Experiences, emotions and affects are central to profit generation in today's economy. In sectors such as hospitality, interaction with customers is essential to produce positive, pleasurable, and memorable experiences. To this end, workers' subjectivity and corporeality are hired, mobilised, controlled, and deployed in the service production. In this seminar the problem of the commodification of affect and emotions in the hospitality sector in
southern Spain is addressed. Focus is on the nightlife sector, in which emotional experiences relate to sexual desire play a central role in attracting and maintaining customers. Thus, the main objective is to describe and analyse the forms of aesthetic and emotional labour that workers display to produce such experiences. This seminar is based on the analysis of in-depth and semistructured interviews conducted with 15 workers with experience in different types of nightlife venues such as nightclubs, pubs, bars, casinos, and bowling alleys. The interviewees are nine women and six men aged 20 to 45, who have occupied one or more working roles such as server, section manager, general manager, public relations and/or 'image-girls'. So how does the sexual take centre stage and become an experience that can be produced and consumed in these venues?

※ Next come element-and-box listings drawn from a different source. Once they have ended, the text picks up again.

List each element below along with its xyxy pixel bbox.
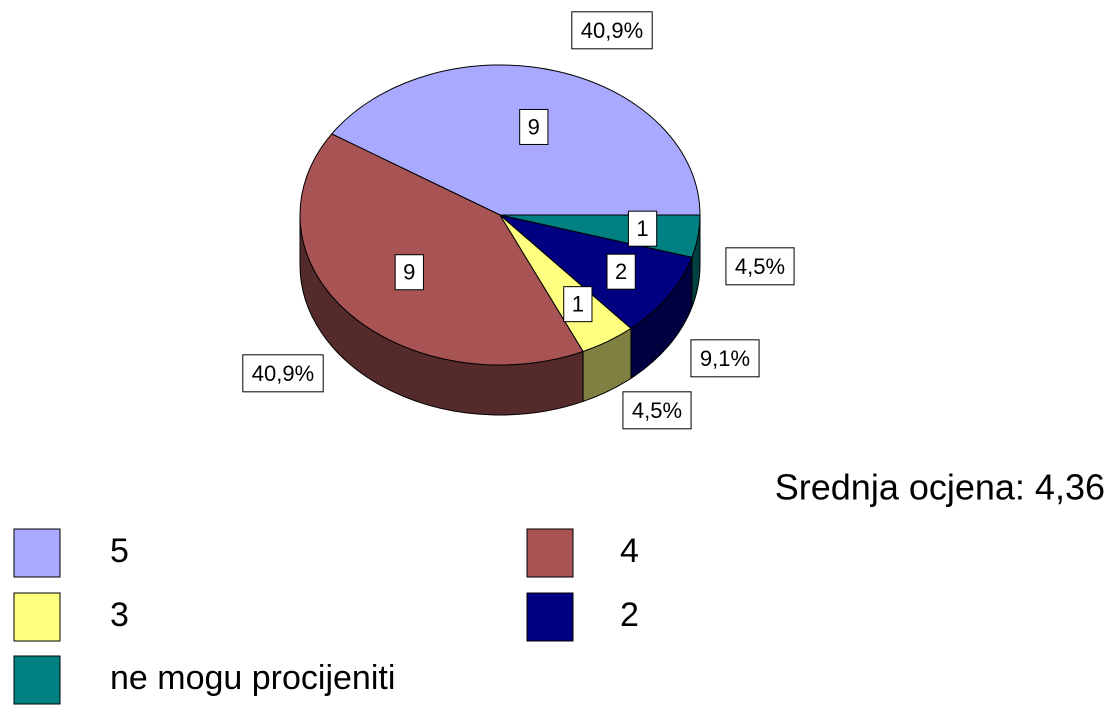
legend-swatch [526,528,574,578]
legend-swatch [13,528,61,578]
legend-label: 4 [620,532,639,570]
legend-swatch [13,592,61,642]
percent-label: 4,5% [632,398,682,423]
slice [330,64,701,216]
label-box [606,253,636,290]
label-box [519,108,549,145]
label-box [627,210,658,247]
label-box [622,391,692,430]
legend-label: 5 [110,532,129,570]
legend-label: 2 [620,596,639,634]
label-box [563,286,593,323]
label-box [242,354,324,393]
data-label: 2 [615,259,627,284]
percent-label: 9,1% [700,346,750,371]
label-box [690,339,760,378]
data-label: 1 [636,216,648,241]
legend-label: ne mogu procijeniti [110,659,395,697]
percent-label: 40,9% [581,18,643,43]
slice [499,214,693,329]
label-box [571,11,653,50]
percent-label: 40,9% [252,361,314,386]
data-label: 9 [528,114,540,139]
label-box [725,247,795,286]
legend-label: 3 [110,596,129,634]
data-label: 1 [572,292,584,317]
legend-swatch [526,592,574,642]
percent-label: 4,5% [735,254,785,279]
label-box [394,254,424,291]
slice [299,133,584,366]
legend-swatch [13,655,61,705]
data-label: 9 [403,260,415,285]
annotation: Srednja ocjena: 4,36 [775,467,1105,508]
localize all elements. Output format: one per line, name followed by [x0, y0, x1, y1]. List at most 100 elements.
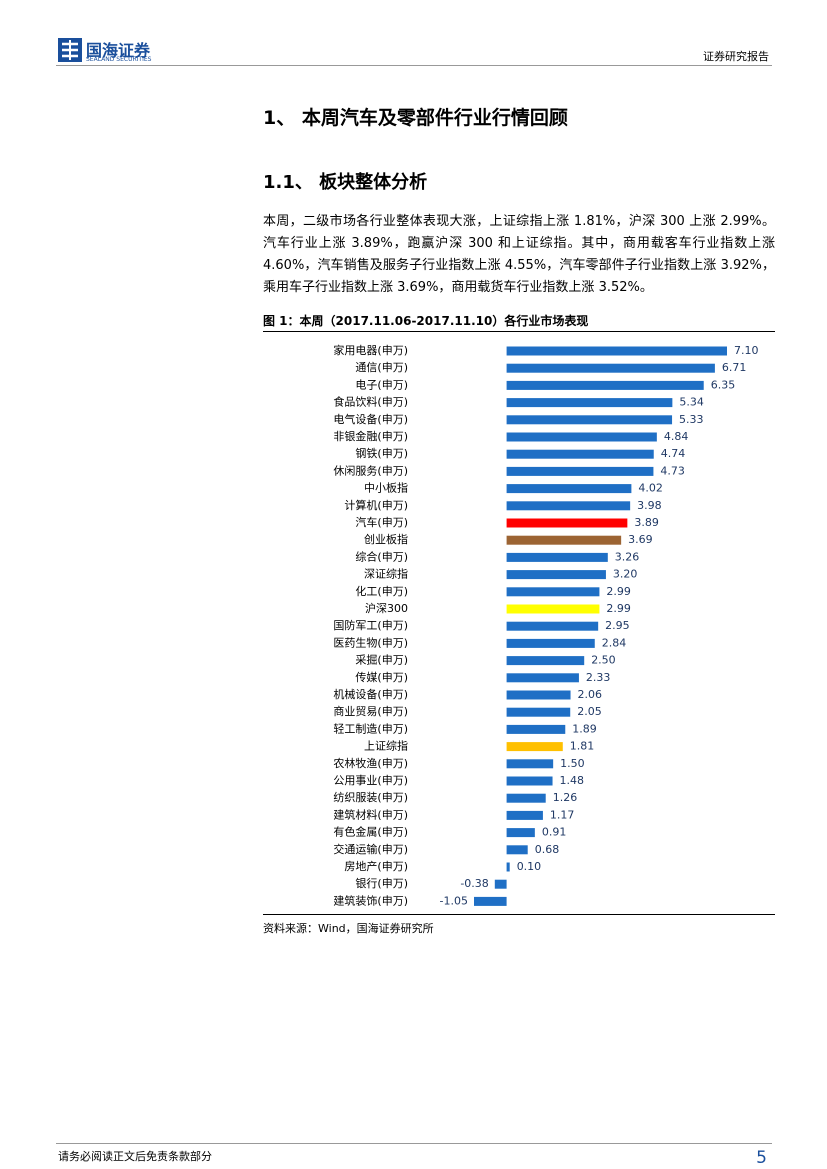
bar [506, 707, 571, 717]
bar [506, 724, 566, 734]
category-label: 综合(申万) [355, 549, 408, 563]
value-label: 5.34 [679, 396, 704, 409]
bar [506, 432, 657, 442]
category-label: 机械设备(申万) [333, 687, 408, 701]
value-label: 1.17 [550, 808, 575, 821]
value-label: 3.69 [628, 533, 653, 546]
bar [506, 621, 599, 631]
category-label: 电气设备(申万) [333, 412, 408, 426]
caption-rule [263, 331, 775, 332]
value-label: 5.33 [679, 413, 704, 426]
value-label: 2.33 [586, 671, 611, 684]
value-label: 2.84 [602, 636, 627, 649]
header-rule [56, 65, 772, 66]
category-label: 交通运输(申万) [333, 842, 408, 856]
category-label: 纺织服装(申万) [333, 790, 408, 804]
category-label: 休闲服务(申万) [333, 463, 408, 477]
value-label: 1.48 [560, 774, 585, 787]
bar [506, 845, 528, 855]
bar [506, 673, 579, 683]
bar [494, 879, 507, 889]
disclaimer: 请务必阅读正文后免责条款部分 [58, 1150, 212, 1163]
heading-2: 1.1、 板块整体分析 [263, 172, 428, 193]
bar [474, 896, 507, 906]
value-label: 3.98 [637, 499, 662, 512]
bar [506, 398, 673, 408]
bar [506, 535, 622, 545]
value-label: 3.20 [613, 568, 638, 581]
category-label: 非银金融(申万) [333, 429, 408, 443]
category-label: 食品饮料(申万) [333, 395, 408, 409]
value-label: 2.50 [591, 654, 616, 667]
bar [506, 346, 727, 356]
category-label: 国防军工(申万) [333, 618, 408, 632]
category-label: 化工(申万) [355, 584, 408, 598]
value-label: 3.89 [634, 516, 659, 529]
chart-bottom-rule [263, 914, 775, 915]
source: 资料来源：Wind，国海证券研究所 [263, 922, 434, 935]
bar [506, 380, 704, 390]
bar [506, 518, 628, 528]
bar [506, 776, 553, 786]
bar [506, 828, 535, 838]
bar [506, 552, 608, 562]
value-label: 1.26 [553, 791, 578, 804]
bar [506, 656, 585, 666]
category-label: 建筑装饰(申万) [333, 893, 408, 907]
category-label: 商业贸易(申万) [333, 704, 408, 718]
category-label: 轻工制造(申万) [333, 721, 408, 735]
bar [506, 638, 595, 648]
bar [506, 587, 600, 597]
figure-caption: 图 1：本周（2017.11.06-2017.11.10）各行业市场表现 [263, 314, 589, 328]
bar [506, 742, 563, 752]
category-label: 中小板指 [364, 481, 408, 495]
category-label: 医药生物(申万) [333, 635, 408, 649]
bar [506, 501, 631, 511]
bar [506, 363, 715, 373]
bar [506, 449, 654, 459]
value-label: 1.89 [572, 722, 597, 735]
category-label: 公用事业(申万) [333, 774, 408, 787]
brand-en: SEALAND SECURITIES [86, 56, 152, 63]
value-label: 6.35 [711, 378, 736, 391]
value-label: 0.68 [535, 843, 560, 856]
brand: 国海证券 [86, 41, 151, 60]
value-label: 2.95 [605, 619, 630, 632]
value-label: 1.50 [560, 757, 585, 770]
value-label: -1.05 [440, 894, 468, 907]
bar [506, 810, 543, 820]
category-label: 钢铁(申万) [355, 447, 408, 460]
category-label: 创业板指 [364, 532, 408, 546]
bar [506, 862, 510, 872]
category-label: 传媒(申万) [355, 671, 408, 684]
bar [506, 690, 571, 700]
category-label: 房地产(申万) [344, 859, 408, 873]
category-label: 计算机(申万) [344, 498, 408, 512]
category-label: 有色金属(申万) [333, 825, 408, 839]
bar [506, 793, 546, 803]
heading-1: 1、 本周汽车及零部件行业行情回顾 [263, 107, 568, 129]
category-label: 采掘(申万) [355, 653, 408, 667]
category-label: 通信(申万) [355, 361, 408, 374]
value-label: 3.26 [615, 550, 640, 563]
value-label: 0.10 [517, 860, 542, 873]
chart: 家用电器(申万) 7.10 通信(申万) 6.71 电子(申万) 6.35 食品饮料(申万)… [333, 343, 759, 907]
category-label: 建筑材料(申万) [333, 807, 408, 821]
value-label: 2.06 [578, 688, 603, 701]
value-label: -0.38 [460, 877, 488, 890]
footer-rule [56, 1143, 772, 1144]
value-label: 4.02 [638, 482, 663, 495]
value-label: 7.10 [734, 344, 759, 357]
category-label: 深证综指 [364, 567, 408, 581]
value-label: 0.91 [542, 826, 567, 839]
value-label: 2.05 [577, 705, 602, 718]
page-number: 5 [756, 1148, 767, 1168]
bar [506, 759, 554, 769]
value-label: 4.74 [661, 447, 686, 460]
category-label: 上证综指 [364, 739, 408, 753]
logo-icon [58, 38, 82, 62]
bar [506, 466, 654, 476]
category-label: 汽车(申万) [355, 515, 408, 529]
value-label: 6.71 [722, 361, 747, 374]
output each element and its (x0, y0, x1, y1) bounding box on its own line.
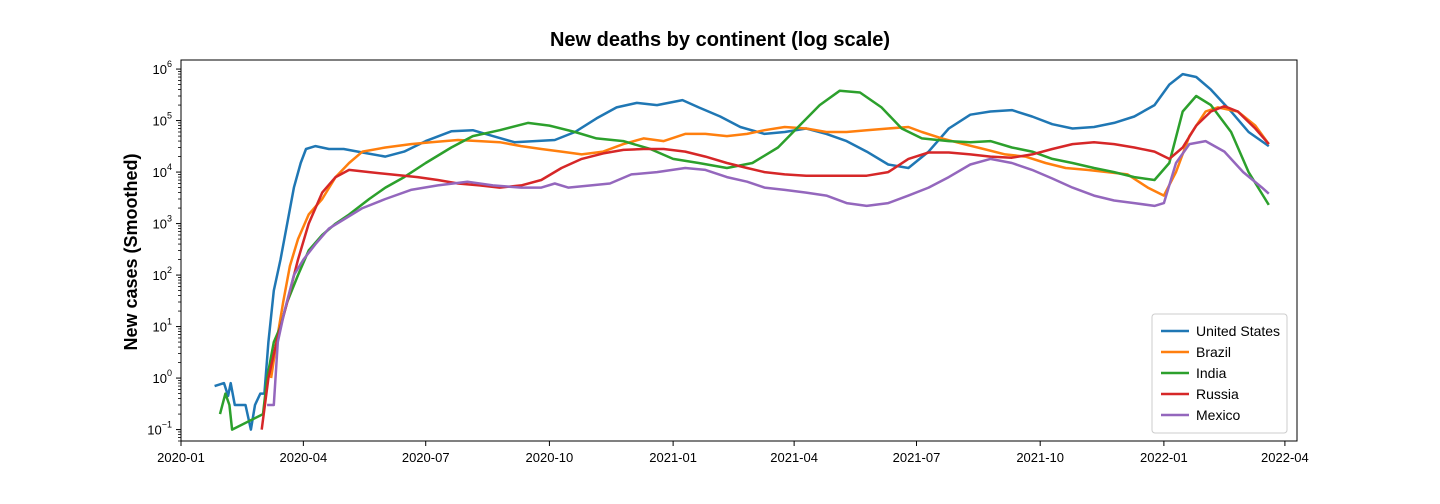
plot-area (214, 72, 1270, 431)
y-tick-label: 102 (153, 265, 172, 283)
legend-label: United States (1196, 323, 1280, 339)
x-tick-label: 2022-01 (1140, 450, 1188, 465)
x-tick-label: 2022-04 (1261, 450, 1309, 465)
legend-box (1151, 313, 1288, 434)
y-tick-label: 103 (153, 214, 172, 232)
y-axis-label: New cases (Smoothed) (121, 153, 141, 350)
series-line-united-states (214, 72, 1270, 431)
chart-title: New deaths by continent (log scale) (550, 29, 890, 51)
y-tick-label: 100 (153, 368, 172, 386)
y-axis: 10−1 100 101 102 103 104 105 106 (147, 59, 181, 442)
x-tick-label: 2021-01 (649, 450, 697, 465)
x-tick-label: 2020-04 (279, 450, 327, 465)
y-tick-label: 104 (153, 162, 172, 180)
x-tick-label: 2020-07 (402, 450, 450, 465)
x-tick-label: 2021-07 (893, 450, 941, 465)
legend: United States Brazil India Russia Mexico (1151, 313, 1288, 434)
legend-label: India (1196, 365, 1227, 381)
series-line-russia (260, 104, 1270, 430)
y-tick-label: 101 (153, 317, 172, 335)
legend-label: Mexico (1196, 407, 1241, 423)
x-tick-label: 2021-10 (1016, 450, 1064, 465)
legend-label: Russia (1196, 386, 1239, 402)
series-line-india (218, 89, 1270, 431)
y-tick-label: 10−1 (147, 420, 172, 438)
y-tick-label: 105 (153, 111, 172, 129)
x-tick-label: 2021-04 (770, 450, 818, 465)
x-axis: 2020-01 2020-04 2020-07 2020-10 2021-01 2021-… (157, 441, 1309, 465)
series-line-mexico (267, 139, 1270, 407)
y-tick-label: 106 (153, 59, 172, 77)
legend-label: Brazil (1196, 344, 1231, 360)
x-tick-label: 2020-01 (157, 450, 205, 465)
x-tick-label: 2020-10 (526, 450, 574, 465)
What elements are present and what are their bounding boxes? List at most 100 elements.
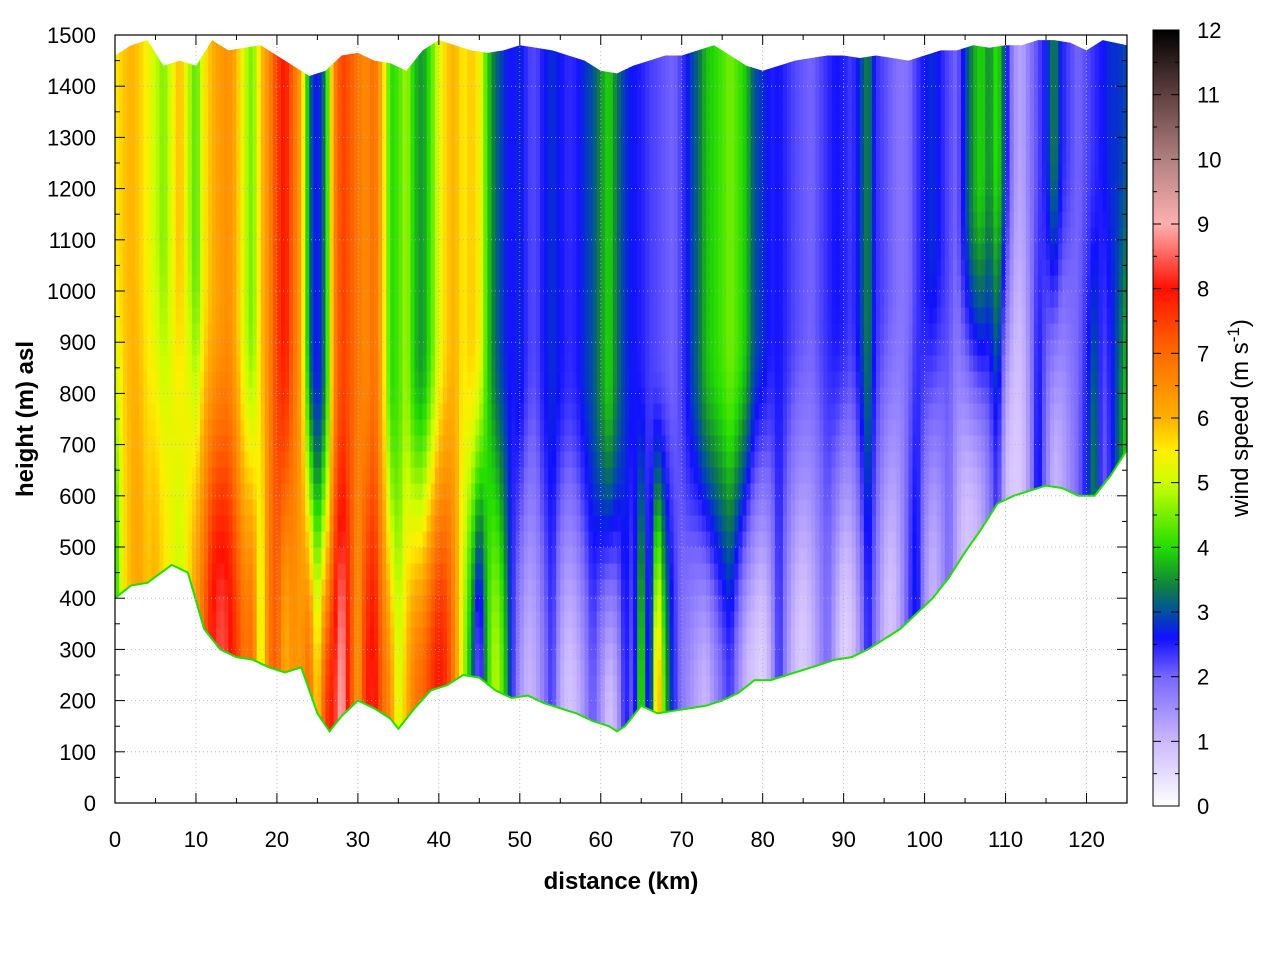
heatmap-cell <box>159 179 165 196</box>
heatmap-cell <box>394 211 399 228</box>
heatmap-cell <box>588 275 594 292</box>
heatmap-cell <box>123 99 128 116</box>
heatmap-cell <box>212 531 217 548</box>
heatmap-cell <box>321 579 327 596</box>
heatmap-cell <box>289 595 294 612</box>
heatmap-cell <box>236 323 242 340</box>
heatmap-cell <box>313 243 318 260</box>
heatmap-cell <box>220 179 225 196</box>
heatmap-cell <box>305 323 310 340</box>
heatmap-cell <box>519 243 525 260</box>
heatmap-cell <box>337 275 343 292</box>
heatmap-cell <box>426 67 432 84</box>
heatmap-cell <box>264 435 270 452</box>
heatmap-cell <box>240 563 246 580</box>
heatmap-cell <box>280 211 286 228</box>
heatmap-cell <box>123 195 128 212</box>
heatmap-cell <box>341 163 347 180</box>
heatmap-cell <box>252 227 258 244</box>
heatmap-cell <box>394 195 399 212</box>
heatmap-cell <box>572 211 578 228</box>
heatmap-cell <box>349 435 355 452</box>
heatmap-cell <box>475 355 480 372</box>
heatmap-cell <box>232 643 238 660</box>
heatmap-cell <box>576 595 582 612</box>
heatmap-cell <box>507 643 513 660</box>
heatmap-cell <box>548 659 553 676</box>
heatmap-cell <box>414 483 420 500</box>
heatmap-cell <box>313 611 318 628</box>
heatmap-cell <box>499 579 505 596</box>
heatmap-cell <box>187 403 193 420</box>
heatmap-cell <box>353 195 359 212</box>
heatmap-cell <box>564 99 569 116</box>
heatmap-cell <box>459 403 464 420</box>
heatmap-cell <box>446 179 452 196</box>
heatmap-cell <box>293 40 298 52</box>
heatmap-cell <box>179 243 185 260</box>
heatmap-cell <box>378 611 383 628</box>
heatmap-cell <box>426 483 432 500</box>
heatmap-cell <box>191 403 197 420</box>
heatmap-cell <box>301 611 306 628</box>
heatmap-cell <box>305 435 310 452</box>
heatmap-cell <box>580 51 586 68</box>
heatmap-cell <box>450 243 456 260</box>
heatmap-cell <box>572 323 578 340</box>
heatmap-cell <box>564 595 569 612</box>
heatmap-cell <box>309 467 314 484</box>
heatmap-cell <box>135 163 140 180</box>
heatmap-cell <box>204 355 209 372</box>
heatmap-cell <box>430 243 436 260</box>
heatmap-cell <box>540 403 545 420</box>
heatmap-cell <box>321 195 327 212</box>
heatmap-cell <box>183 547 189 564</box>
heatmap-cell <box>414 531 420 548</box>
heatmap-cell <box>147 371 153 388</box>
heatmap-cell <box>374 563 379 580</box>
heatmap-cell <box>353 131 359 148</box>
heatmap-cell <box>268 147 274 164</box>
heatmap-cell <box>515 499 521 516</box>
heatmap-cell <box>495 419 501 436</box>
heatmap-cell <box>212 451 217 468</box>
heatmap-cell <box>540 275 545 292</box>
heatmap-cell <box>398 595 404 612</box>
heatmap-cell <box>268 563 274 580</box>
heatmap-cell <box>123 227 128 244</box>
heatmap-cell <box>394 99 399 116</box>
heatmap-cell <box>515 83 521 100</box>
heatmap-cell <box>556 643 561 660</box>
heatmap-cell <box>527 323 533 340</box>
heatmap-cell <box>487 243 493 260</box>
heatmap-cell <box>179 131 185 148</box>
heatmap-cell <box>382 467 387 484</box>
heatmap-cell <box>289 40 294 52</box>
heatmap-cell <box>349 579 355 596</box>
heatmap-cell <box>175 451 181 468</box>
heatmap-cell <box>523 659 529 676</box>
heatmap-cell <box>455 691 460 708</box>
heatmap-cell <box>378 131 383 148</box>
heatmap-cell <box>455 179 460 196</box>
heatmap-cell <box>123 339 128 356</box>
heatmap-cell <box>410 371 416 388</box>
heatmap-cell <box>333 40 339 52</box>
heatmap-cell <box>487 259 493 276</box>
heatmap-cell <box>187 163 193 180</box>
heatmap-cell <box>556 227 561 244</box>
heatmap-cell <box>382 435 387 452</box>
heatmap-cell <box>119 243 124 260</box>
heatmap-cell <box>317 451 323 468</box>
heatmap-cell <box>479 595 484 612</box>
heatmap-cell <box>560 531 565 548</box>
heatmap-cell <box>390 403 395 420</box>
heatmap-cell <box>584 499 590 516</box>
heatmap-cell <box>260 611 266 628</box>
heatmap-cell <box>410 563 416 580</box>
heatmap-cell <box>276 275 282 292</box>
heatmap-cell <box>268 99 274 116</box>
heatmap-cell <box>600 515 606 532</box>
heatmap-cell <box>200 595 205 612</box>
heatmap-cell <box>171 83 177 100</box>
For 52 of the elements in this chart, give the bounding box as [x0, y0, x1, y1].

Firstly, venues can be understood as social fields in which employers, workers and customers generate the playing rules. Thus, defining the 'atmosphere' or 'vibe' of the venue involves managing who can and cannot be there and what can and cannot be done in the venues. In these spaces, the physical appearance of workers is measured, recruited, compared, mobilised, and deployed in the production of the service. The body shape, the way they dress, comb their hair or wear make-up become erotic capital that is used in the process of emotional production of sexual desire. Likewise, flirting, playing drinking games or having conversations with customers becomes part of the emotional labour deployed in these contexts. Mediated by formal and informal rules, this form of emotional labour needs to be perceived as authentic by customers. To this end, workers bring part of 'themselves' into play in the production of the emotional experience. This kind of emotional labour straddles the line between the intimate and the work-related realms. This blurring of boundaries generates different forms of conflict and tension in both worker-worker and worker-customer relationships.